Chaque semaine, Europe1.fr vous propose un regard décalé sur la campagne présidentielle, dans l'objectif d'un photographe de l'AFP.

Toutes les caméras étaient braquées sur lui cette semaine. François Fillon a annoncé mercredi lors d’une conférence de presse qu’il ne "se retirerait pas" de la course à l’Élysée, y compris en cas de mise en examen dans l’enquête sur les emplois présumés fictifs de ses proches. Au même moment, Jean-François Monier, photographe à l'AFP, posait son objectif au bar-tabac "Le Fontenoy" à Sablé-sur-Sarthe, ancien fief de François Fillon. 

  • Choisir le lieu

"Rejoindre Sablé-sur-Sarthe était une évidence. Il restait à choisir le bar. Le 'Pub Elysée' était évident par son nom, la proximité de la mairie, lieu dans lequel venait souvent François Fillon. Mais aujourd'hui, les journalistes et la politique ne sont plus les bienvenus. Restaient alors, au choix, deux bars : un PMU situé près du marché aux bestiaux, et 'le Fontenoy' plus éloigné de la mairie à deux pas du lycée, où je me suis rendu".

  • Décrire une ambiance

"Il y avait plus de journalistes que de clients. Ces derniers sont arrivés après, surtout un ex-syndicaliste de la métallurgie qui nous (les journalistes) a reproché 'de lui pourrir sa campagne'. Très clairement, les médias ne sont plus les bienvenus à Sablé-sur-Sarthe, qui a déjà connu en 1980 le décès de son maire, Joël Le Theule, ministre de la Défense et pressenti Premier ministre de Valéry Giscard d'Estaing."

  • Réfléchir au cadrage

"Trône comme une photo du général de Gaulle, un téléviseur qui de toute sa taille pèse sur la photo.

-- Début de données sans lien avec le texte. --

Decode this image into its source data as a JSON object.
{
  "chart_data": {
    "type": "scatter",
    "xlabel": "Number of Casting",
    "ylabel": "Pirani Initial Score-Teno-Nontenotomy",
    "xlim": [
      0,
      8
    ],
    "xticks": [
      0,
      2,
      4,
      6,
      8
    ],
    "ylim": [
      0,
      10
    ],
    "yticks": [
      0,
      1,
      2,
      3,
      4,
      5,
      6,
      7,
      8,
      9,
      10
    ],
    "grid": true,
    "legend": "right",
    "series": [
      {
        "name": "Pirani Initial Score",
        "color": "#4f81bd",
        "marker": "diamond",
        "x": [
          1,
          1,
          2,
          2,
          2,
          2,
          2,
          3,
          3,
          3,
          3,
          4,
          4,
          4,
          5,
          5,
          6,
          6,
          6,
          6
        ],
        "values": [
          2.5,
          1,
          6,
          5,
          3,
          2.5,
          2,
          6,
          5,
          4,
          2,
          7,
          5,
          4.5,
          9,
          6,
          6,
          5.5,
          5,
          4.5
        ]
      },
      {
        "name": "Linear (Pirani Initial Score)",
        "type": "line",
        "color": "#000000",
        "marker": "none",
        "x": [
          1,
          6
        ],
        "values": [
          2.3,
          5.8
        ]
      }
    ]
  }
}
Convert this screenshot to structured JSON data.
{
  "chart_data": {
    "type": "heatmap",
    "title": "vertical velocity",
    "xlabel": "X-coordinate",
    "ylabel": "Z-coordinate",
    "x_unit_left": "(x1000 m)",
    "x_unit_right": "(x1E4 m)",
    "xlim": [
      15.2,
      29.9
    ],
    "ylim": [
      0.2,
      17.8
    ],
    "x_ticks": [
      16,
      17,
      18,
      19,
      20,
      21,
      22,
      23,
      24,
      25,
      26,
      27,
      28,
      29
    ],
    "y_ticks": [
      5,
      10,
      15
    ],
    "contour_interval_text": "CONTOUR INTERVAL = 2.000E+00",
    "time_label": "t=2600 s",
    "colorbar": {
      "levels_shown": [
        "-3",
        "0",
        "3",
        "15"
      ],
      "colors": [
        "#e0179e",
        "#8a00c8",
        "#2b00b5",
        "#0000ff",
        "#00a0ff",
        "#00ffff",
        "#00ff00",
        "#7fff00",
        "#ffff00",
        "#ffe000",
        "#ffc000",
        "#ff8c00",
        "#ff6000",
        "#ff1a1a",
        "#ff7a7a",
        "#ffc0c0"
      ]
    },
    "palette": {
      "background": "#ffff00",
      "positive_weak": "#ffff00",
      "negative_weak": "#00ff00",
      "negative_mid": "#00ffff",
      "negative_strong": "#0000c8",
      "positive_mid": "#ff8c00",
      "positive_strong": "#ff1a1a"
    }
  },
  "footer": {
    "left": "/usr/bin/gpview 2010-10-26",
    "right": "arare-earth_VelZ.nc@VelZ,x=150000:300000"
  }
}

Totalement décalés sur la droite, deux agrandissements de cartes postales anciennes de Sablé-Sur-Sarthe, représentant la place et le marché aux bestiaux. Les deux jeunes filles sont totalement excentrées. François Fillon semble regarder Julie (la jeune femme à gauche, ndlr). Ses sourcils en accent circonflexe renforcent son regard. Sur le même plan, deux mondes qui se côtoient et ne se comprennent plus. Alexandra, son amie s'en moque : elle regarde les autres journalistes qui se préparent à tourner."

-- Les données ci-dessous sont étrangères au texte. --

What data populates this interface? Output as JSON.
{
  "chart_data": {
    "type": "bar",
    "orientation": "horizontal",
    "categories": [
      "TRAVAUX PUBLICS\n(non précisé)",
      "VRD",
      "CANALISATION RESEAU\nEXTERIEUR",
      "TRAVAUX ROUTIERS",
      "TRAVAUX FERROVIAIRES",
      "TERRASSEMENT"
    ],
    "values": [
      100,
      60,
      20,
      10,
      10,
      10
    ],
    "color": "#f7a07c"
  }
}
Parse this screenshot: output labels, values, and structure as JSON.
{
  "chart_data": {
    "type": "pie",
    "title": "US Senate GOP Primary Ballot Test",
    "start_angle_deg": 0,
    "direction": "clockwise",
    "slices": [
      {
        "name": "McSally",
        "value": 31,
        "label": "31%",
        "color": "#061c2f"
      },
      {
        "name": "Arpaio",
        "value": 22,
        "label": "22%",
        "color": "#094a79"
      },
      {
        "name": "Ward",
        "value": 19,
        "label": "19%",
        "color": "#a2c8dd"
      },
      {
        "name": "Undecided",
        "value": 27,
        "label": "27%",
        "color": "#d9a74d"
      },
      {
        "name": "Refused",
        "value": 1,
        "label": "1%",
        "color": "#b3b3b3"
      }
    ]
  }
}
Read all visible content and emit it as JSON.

  • Lâcher l’objectif et se faire raconter

"Julie a 19 ans, elle est lycéenne en terminale L au lycée privé Sainte-Anne. Son amie Alexandra, 19 ans, est dans la même classe. Elles suivent la campagne présidentielle, Julie s'exprime plus facilement. La campagne lui apparaît très compliquée et elle espère avoir un jour à la sortie des urnes un 'président qui se bouge le cul' mais précise 'qu'elle ne votera pas Marine Le Pen'. Elle veut 'un président affirmatif', dans le sens d'une personnalité énergique, 'honnête, capable de relever la France, faire plus de trucs pour les jeunes'. Pour résumer l'affaire Fillon, elle reprend une expression de sa mère : 'L'argent rend les gens fous.'

Julie trouve François Fillon 'admirable et condamnable', 'admirable de s'expliquer plutôt que de se cacher'. Et de préciser : 'n'importe quel être humain n'aurait pas eu le courage d'affronter les médias et la France entière'.'Condamnable car cela représente beaucoup d'argent, l'argent des Français et que l'on peut faire beaucoup de choses avec pour améliorer la vie des gens. (...) Ce qu'il a fait, ce n'est pas correct, mais cela ne me dégoûte pas de la politique. Je voterai quand même, même si c'est un vote blanc.'"

  • Donner du sens à une image

"Après le décès de Joël Le Theule, les Sarthois ont mis François Fillon sur un piédestal. Le vide sous la photo représente la descente aux enfers de l'ex-Premier ministre. Le message 'il est mal barré' (sur le téléviseur, ndlr) renforce la scène par la symétrie des lignes. On est à la campagne, dans une ville ouvrière. Le montant des salaires versés par François Fillon ou Marc Joulaud à Penelope ou à leurs enfants pour des emplois présumés fictifs et les compléments par les collectivités aux attachées parlementaires, est sans aucune commune mesure avec le quotidien de ces deux jeunes filles qui s'offrent un peu de tranquillité, avec un Coca et un café à la sortie du lycée. Je pense que la classe politique doit méditer sur la signification de cette photo car ces deux adolescentes vont voter demain… pour la première fois."